Network-based Information Integration for Protein Function Prediction

Network-based Information Integration for Protein Function Prediction
Author: Xiaoyu Jiang
Publisher:
Total Pages: 182
Release: 2009
Genre:
ISBN:

Download Network-based Information Integration for Protein Function Prediction Book in PDF, Epub and Kindle

Abstract: Protein function prediction is a fundamental problem in computational biology. For protein activities described by terms in databases such as the Gene Ontology (GO), this task is typically pursued as a binary classification problem. As a result of an astonishing increase in the available genome-wide protein information, integrating different protein datasets has become a significant opportunity and a major focus to infer functionality.

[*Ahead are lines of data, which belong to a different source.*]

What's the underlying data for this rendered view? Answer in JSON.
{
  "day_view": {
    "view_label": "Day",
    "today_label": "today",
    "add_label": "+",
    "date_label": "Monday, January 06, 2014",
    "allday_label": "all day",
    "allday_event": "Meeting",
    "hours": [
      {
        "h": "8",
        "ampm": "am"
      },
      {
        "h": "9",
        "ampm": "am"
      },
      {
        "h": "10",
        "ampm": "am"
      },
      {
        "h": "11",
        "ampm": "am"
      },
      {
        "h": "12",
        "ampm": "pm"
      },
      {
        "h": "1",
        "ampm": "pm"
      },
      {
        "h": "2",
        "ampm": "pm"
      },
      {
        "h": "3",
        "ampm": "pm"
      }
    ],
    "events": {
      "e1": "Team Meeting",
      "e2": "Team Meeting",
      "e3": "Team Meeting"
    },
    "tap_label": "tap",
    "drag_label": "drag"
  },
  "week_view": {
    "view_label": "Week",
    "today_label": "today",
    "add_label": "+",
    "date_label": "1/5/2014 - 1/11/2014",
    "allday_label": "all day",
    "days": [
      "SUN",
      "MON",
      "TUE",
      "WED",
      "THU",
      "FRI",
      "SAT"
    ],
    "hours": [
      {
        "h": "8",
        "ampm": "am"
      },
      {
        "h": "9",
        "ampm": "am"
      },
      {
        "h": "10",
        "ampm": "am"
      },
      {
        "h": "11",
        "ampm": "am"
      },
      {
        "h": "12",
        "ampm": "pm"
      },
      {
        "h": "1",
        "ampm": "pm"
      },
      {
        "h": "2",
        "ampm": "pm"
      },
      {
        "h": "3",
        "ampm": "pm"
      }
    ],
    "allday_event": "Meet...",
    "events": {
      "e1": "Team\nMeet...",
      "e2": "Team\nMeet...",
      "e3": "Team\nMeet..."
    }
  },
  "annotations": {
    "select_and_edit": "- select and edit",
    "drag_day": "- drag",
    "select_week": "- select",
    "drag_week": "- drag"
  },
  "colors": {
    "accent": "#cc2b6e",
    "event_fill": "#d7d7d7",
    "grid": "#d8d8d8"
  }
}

This dissertation contains three novel approaches to integrate popular protein information to classify proteins into functional categories. A probabilistic method, Hierarchical Binomial-Neighborhood (HBN), combining proteins' relational information from the protein-protein interaction (PPI) network, together with the GO hierarchical structure, is proposed first. Results from comparing analogous models on terms from the biological process ontology and genes from the yeast genome show substantial improvement and further analysis illustrates that such an improvement is uniformly consistent with the GO depth. Being aware of the fact that the gene interaction knowledge is still incomplete in most organisms, the second approach we develop is an aggressively integrative probabilistic framework, Probabilistic Hierarchical Inferences for Protein Activity (PHIPA), with improved data usage efficiency, for combining protein relational network, categorical motif and cellular localization information and the GO hierarchy. We implement it on a network extracted from an integrative protein-protein association databases STRING (Search Tool for the Retrieval of Interacting Genes/Proteins). Being based on Nearest-Neighbor, or the "guilt-by-association" counting principle, both HBN and PHIPA use only the local neighborhood information, and are therefore built on local probabilistic models. In contrast, we develop a third approach, a fully Bayesian network-based auto-probit framework encoding the functional similarity influenced by the network topology. We not only show that the auto-probit model works equally well in prediction as the "local" methods, but also demonstrate its capability of producing more potentially interesting protein predictions by taking advantage of GO annotation uncertainty, which is critical in using and improving the GO database but yet has been ignored by most existing methodologies in this context.